Last night was by far the most upsetting though. I have been working at a night club for the past few months as my second job but its currently my only job. I have busted my ass for them, I have been passionate about their goals, and put my all into trying to make that place a success. Mainly because the manager is the best manager I have ever had. He is a truly great person, I love his family, and he has allowed me to put my passion and enthusiasm into the place. Now its a different story though. The owners, who have never sat down with me and had a conversation, and look at me like Im intruding whenever I walk into a room, have made my manager fully define my role. Since the beginning, I have been the go to girl for everything. I have been Johnny's right hand man. Need the liquor room inventoried and bottles brought to all the bars in the place; No problem. Need the female bathrooms cleaned cause someone puked everywhere; no problem. Need a lead security, vip concierge, administrative assistant, band/entertainment announcer/concierge, bar manager, cashier, or a combination of all; no problem. I have covered them all without complaint and have actually enjoyed it all. Last night however, I get told I am "just security" and that is what the owners want. I get told that maybe in the future I will be able to move up into these other positions that I have been doing but as of now...UGH!!! I couldnt fight the tears last night and I feel just completely defeated. Yes, I am great at security but I am not "just" security and when the owners asked me last week if that was my main title, I knew it was going down hill. It doesnt matter what Johnny has to say or what I have done or anything for that matter. I am "just" security. 
I hate being "just" anything. I am so much more. I have so much more to offer. 
I wish more than anything I had enough money to open my own club and prove them all wrong.

Actually, I wish more than anything that I could be "just" something, be happy an content with that, and be able to smooth my enthusiasm down so that my heart doesnt get broken every time I set my mind to something. 

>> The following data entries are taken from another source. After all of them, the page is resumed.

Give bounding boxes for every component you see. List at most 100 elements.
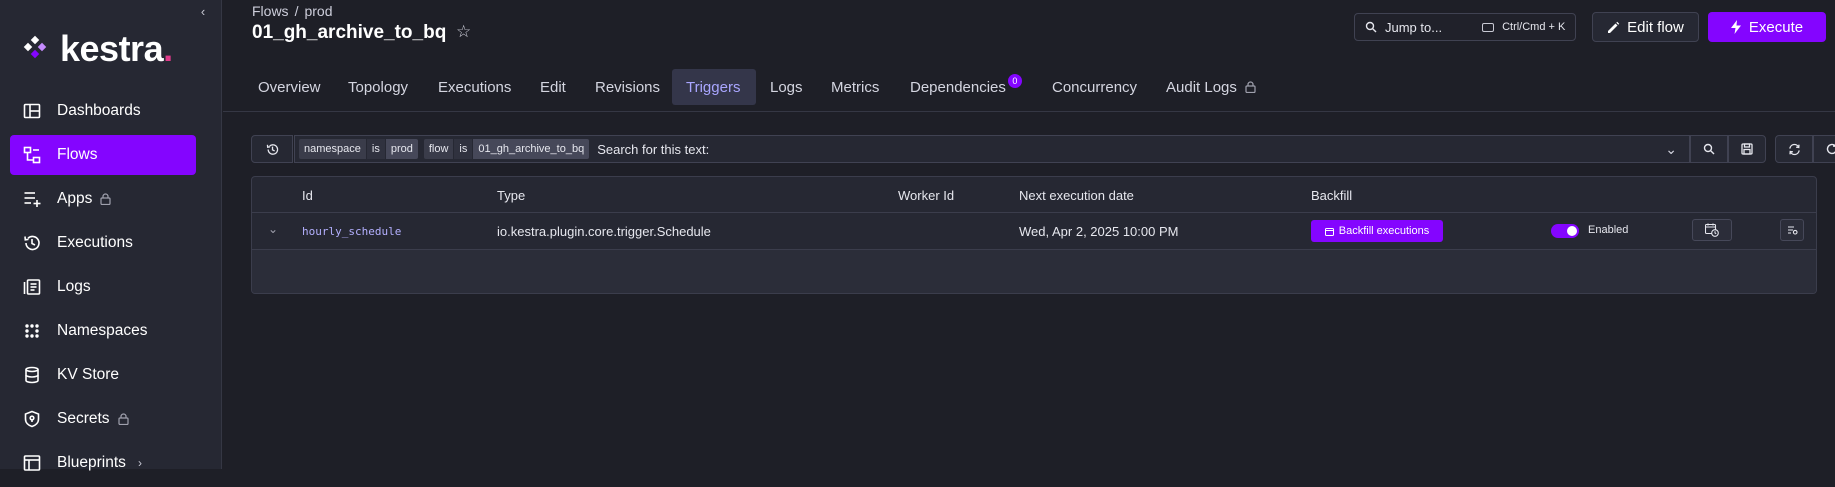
- table-row: ⌄ hourly_schedule io.kestra.plugin.core.…: [252, 213, 1816, 250]
- enabled-toggle[interactable]: [1551, 224, 1579, 238]
- breadcrumb-flows[interactable]: Flows: [252, 3, 289, 19]
- page-header: Flows / prod 01_gh_archive_to_bq ☆ Jump to…: [223, 0, 1835, 56]
- auto-refresh-icon: [1788, 143, 1800, 155]
- tab-edit[interactable]: Edit: [540, 69, 566, 105]
- column-header-backfill: Backfill: [1311, 188, 1353, 203]
- tab-revisions[interactable]: Revisions: [595, 69, 660, 105]
- search-icon: [1703, 143, 1715, 155]
- tab-triggers[interactable]: Triggers: [672, 69, 756, 105]
- logo[interactable]: kestra.: [20, 28, 173, 70]
- expand-row-icon[interactable]: ⌄: [268, 222, 278, 236]
- sidebar-item-label: Dashboards: [57, 102, 141, 119]
- table-header: Id Type Worker Id Next execution date Ba…: [252, 177, 1816, 213]
- sidebar-item-logs[interactable]: Logs: [10, 267, 196, 307]
- flow-tabs: Overview Topology Executions Edit Revisi…: [223, 56, 1835, 112]
- backfill-label: Backfill executions: [1338, 225, 1430, 237]
- trigger-logs-button[interactable]: [1780, 219, 1804, 241]
- apps-icon: [22, 189, 42, 209]
- auto-refresh-button[interactable]: [1775, 135, 1813, 163]
- tab-concurrency[interactable]: Concurrency: [1052, 69, 1137, 105]
- backfill-executions-button[interactable]: Backfill executions: [1311, 220, 1443, 242]
- tab-topology[interactable]: Topology: [348, 69, 408, 105]
- filter-history-button[interactable]: [251, 135, 293, 163]
- execute-button[interactable]: Execute: [1708, 12, 1826, 42]
- tab-overview[interactable]: Overview: [258, 69, 321, 105]
- sidebar-item-label: Namespaces: [57, 322, 148, 339]
- collapse-sidebar-icon[interactable]: ‹: [196, 4, 210, 20]
- filter-chip-value[interactable]: 01_gh_archive_to_bq: [473, 139, 590, 159]
- namespaces-icon: [22, 321, 42, 341]
- execute-label: Execute: [1748, 18, 1804, 36]
- jump-to-button[interactable]: Jump to... Ctrl/Cmd + K: [1354, 13, 1576, 41]
- page-title: 01_gh_archive_to_bq: [252, 22, 447, 43]
- jump-shortcut: Ctrl/Cmd + K: [1502, 21, 1566, 33]
- filter-search-label: Search for this text:: [597, 141, 710, 157]
- trigger-id[interactable]: hourly_schedule: [302, 225, 401, 238]
- flows-icon: [22, 145, 42, 165]
- history-icon: [266, 143, 278, 155]
- dependencies-count-badge: 0: [1007, 74, 1022, 88]
- table-empty-row: [252, 250, 1816, 293]
- lock-icon: [100, 193, 111, 205]
- sidebar-item-executions[interactable]: Executions: [10, 223, 196, 263]
- filter-chip-operator: is: [454, 139, 473, 159]
- column-header-id[interactable]: Id: [302, 188, 313, 203]
- chevron-down-icon[interactable]: ⌄: [1665, 141, 1677, 158]
- dashboard-icon: [22, 101, 42, 121]
- keyboard-icon: [1482, 22, 1495, 32]
- star-icon[interactable]: ☆: [456, 22, 471, 42]
- tab-dependencies[interactable]: Dependencies 0: [910, 69, 1022, 105]
- enabled-label: Enabled: [1588, 224, 1629, 236]
- filter-input[interactable]: namespace is prod flow is 01_gh_archive_…: [294, 135, 1690, 163]
- sidebar-nav: Dashboards Flows Apps Executions Logs Na…: [10, 91, 196, 487]
- trigger-next-execution: Wed, Apr 2, 2025 10:00 PM: [1019, 224, 1179, 239]
- sidebar-item-blueprints[interactable]: Blueprints ›: [10, 443, 196, 483]
- triggers-table: Id Type Worker Id Next execution date Ba…: [251, 176, 1817, 294]
- refresh-button[interactable]: [1813, 135, 1835, 163]
- filter-chip-value[interactable]: prod: [385, 139, 418, 159]
- pencil-icon: [1608, 21, 1620, 33]
- tab-audit-logs-label: Audit Logs: [1166, 78, 1237, 96]
- sidebar-item-apps[interactable]: Apps: [10, 179, 196, 219]
- tab-logs[interactable]: Logs: [770, 69, 803, 105]
- sidebar-item-label: Secrets: [57, 410, 110, 427]
- lock-icon: [1245, 81, 1256, 93]
- sidebar-item-dashboards[interactable]: Dashboards: [10, 91, 196, 131]
- sidebar-item-label: Executions: [57, 234, 133, 251]
- tab-metrics[interactable]: Metrics: [831, 69, 879, 105]
- main-content: Flows / prod 01_gh_archive_to_bq ☆ Jump to…: [223, 0, 1835, 469]
- save-icon: [1741, 143, 1753, 155]
- sidebar-item-label: Blueprints: [57, 454, 126, 471]
- tab-executions[interactable]: Executions: [438, 69, 511, 105]
- trigger-type: io.kestra.plugin.core.trigger.Schedule: [497, 224, 711, 239]
- schedule-history-button[interactable]: [1692, 219, 1732, 241]
- logo-text: kestra.: [60, 28, 173, 69]
- sidebar-item-kv-store[interactable]: KV Store: [10, 355, 196, 395]
- edit-flow-button[interactable]: Edit flow: [1592, 12, 1699, 42]
- database-icon: [22, 365, 42, 385]
- tab-dependencies-label: Dependencies: [910, 78, 1006, 96]
- sidebar-item-label: Logs: [57, 278, 91, 295]
- shield-icon: [22, 409, 42, 429]
- filter-chip-key: namespace: [299, 139, 366, 159]
- sidebar-item-namespaces[interactable]: Namespaces: [10, 311, 196, 351]
- search-icon: [1365, 21, 1377, 33]
- column-header-next-execution-date[interactable]: Next execution date: [1019, 188, 1134, 203]
- search-button[interactable]: [1690, 135, 1728, 163]
- sidebar-item-flows[interactable]: Flows: [10, 135, 196, 175]
- calendar-icon: [1324, 227, 1334, 236]
- save-filter-button[interactable]: [1728, 135, 1766, 163]
- logs-icon: [1787, 226, 1798, 235]
- sidebar: ‹ kestra. Dashboards Flows Apps Executio…: [0, 0, 222, 471]
- tab-audit-logs[interactable]: Audit Logs: [1166, 69, 1256, 105]
- sidebar-item-secrets[interactable]: Secrets: [10, 399, 196, 439]
- column-header-worker-id[interactable]: Worker Id: [898, 188, 954, 203]
- sidebar-item-label: Flows: [57, 146, 98, 163]
- lock-icon: [117, 413, 129, 425]
- refresh-icon: [1826, 143, 1835, 155]
- breadcrumb-namespace[interactable]: prod: [304, 3, 332, 19]
- filter-chip-key: flow: [423, 139, 454, 159]
- column-header-type[interactable]: Type: [497, 188, 525, 203]
- toggle-check-icon: [1567, 226, 1577, 236]
- jump-to-label: Jump to...: [1385, 19, 1443, 35]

Will I ever find my place in this world? Will I ever be needed? 
The only person in this world that needs my is my daughter and in a few years that wont even be so. 
I literally have no friends that need me anymore (I worked my ass off to much and lost my social life), I have no family that needs me, I have no job or career that truly needs me, I have no love that needs me (they all left, ran, or just turned their backs on me), I have nothing and no one and am starting to lose the one thing that has always kept me going. Hope.